The writer realizes that this was what he needed: he needed to be forgiven by Hilal and in turn, Hilal needed to forgive him. They both realize that what they were searching for and needed was forgiveness from each other.   Although the plot is simple, Aleph has several stories and actions going on at a time. Whilst reading, I felt it was more like a spiritual book I could not get used too. The book shares its theme with The Alchemist and By the River Peidra I Sat Down and Wept, which all revolve around the idea that everybody has a different destination to reach but to reach that destination one should follow their dream.

Signs and signals along the way helps one find that dream and therefore shouldn’t be disregarded.

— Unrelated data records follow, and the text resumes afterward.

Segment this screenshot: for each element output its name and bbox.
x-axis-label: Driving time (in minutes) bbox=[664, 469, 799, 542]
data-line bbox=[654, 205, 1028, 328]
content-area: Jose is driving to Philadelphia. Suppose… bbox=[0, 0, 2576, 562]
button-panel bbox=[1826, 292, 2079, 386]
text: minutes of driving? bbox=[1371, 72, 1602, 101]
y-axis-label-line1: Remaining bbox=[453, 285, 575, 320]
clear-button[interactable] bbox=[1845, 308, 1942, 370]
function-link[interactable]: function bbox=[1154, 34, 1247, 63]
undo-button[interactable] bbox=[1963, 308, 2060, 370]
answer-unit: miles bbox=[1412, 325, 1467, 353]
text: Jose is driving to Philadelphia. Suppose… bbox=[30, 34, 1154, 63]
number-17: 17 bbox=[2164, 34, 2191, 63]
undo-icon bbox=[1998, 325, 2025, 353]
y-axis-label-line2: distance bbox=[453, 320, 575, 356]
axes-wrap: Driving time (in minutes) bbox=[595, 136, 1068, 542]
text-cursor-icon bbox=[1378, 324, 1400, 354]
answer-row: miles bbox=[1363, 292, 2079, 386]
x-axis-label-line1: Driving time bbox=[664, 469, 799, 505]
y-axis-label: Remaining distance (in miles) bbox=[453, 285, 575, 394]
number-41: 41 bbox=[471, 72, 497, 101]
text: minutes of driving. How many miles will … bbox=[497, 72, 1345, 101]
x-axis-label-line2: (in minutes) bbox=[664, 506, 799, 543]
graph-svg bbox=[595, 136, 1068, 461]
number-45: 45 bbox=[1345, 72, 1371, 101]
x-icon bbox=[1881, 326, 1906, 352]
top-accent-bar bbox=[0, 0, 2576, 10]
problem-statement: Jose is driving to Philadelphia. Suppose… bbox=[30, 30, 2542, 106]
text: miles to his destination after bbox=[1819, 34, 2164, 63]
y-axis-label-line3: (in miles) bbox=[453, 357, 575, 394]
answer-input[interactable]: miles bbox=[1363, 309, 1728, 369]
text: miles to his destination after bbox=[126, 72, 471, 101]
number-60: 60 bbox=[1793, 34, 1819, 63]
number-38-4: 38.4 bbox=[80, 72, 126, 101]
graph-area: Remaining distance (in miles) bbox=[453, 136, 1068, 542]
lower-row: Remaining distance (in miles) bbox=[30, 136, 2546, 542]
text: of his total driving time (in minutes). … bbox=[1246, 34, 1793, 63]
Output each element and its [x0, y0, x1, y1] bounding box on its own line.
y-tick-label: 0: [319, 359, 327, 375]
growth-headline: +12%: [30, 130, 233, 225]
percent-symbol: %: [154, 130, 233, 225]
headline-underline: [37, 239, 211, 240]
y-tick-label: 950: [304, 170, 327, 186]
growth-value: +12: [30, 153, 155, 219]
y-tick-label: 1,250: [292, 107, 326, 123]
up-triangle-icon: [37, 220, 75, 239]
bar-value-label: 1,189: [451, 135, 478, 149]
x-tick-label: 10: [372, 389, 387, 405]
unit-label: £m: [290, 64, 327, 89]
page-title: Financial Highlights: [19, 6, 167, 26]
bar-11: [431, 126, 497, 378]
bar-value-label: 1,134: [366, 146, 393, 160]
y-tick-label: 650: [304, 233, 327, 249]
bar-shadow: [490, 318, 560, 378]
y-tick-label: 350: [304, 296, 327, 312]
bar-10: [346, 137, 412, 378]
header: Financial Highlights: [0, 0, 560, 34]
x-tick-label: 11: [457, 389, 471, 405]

This book runs on the power of love, forgiveness and courage to overcome life’s inevitable challenges. As a young reader of the book myself, I found this book to be targeted towards youngsters who most of the time remain in confusion and conflict within themselves regarding their careers. Coelho himself was in a state of conflict during his young age when he was forced to stay at a mental institution by his parents after expressing his desire of becoming a writer instead of following his family’s traditional career path. He unwillingly had to study law and even got involved with drugs. However, once his parents died he started to write and today, he has several international bestsellers in hand and is one of the most widely read authors. Coelho followed his dream and reached his destination. He is an author who writes inspired by his own life, teaching us to live better lives.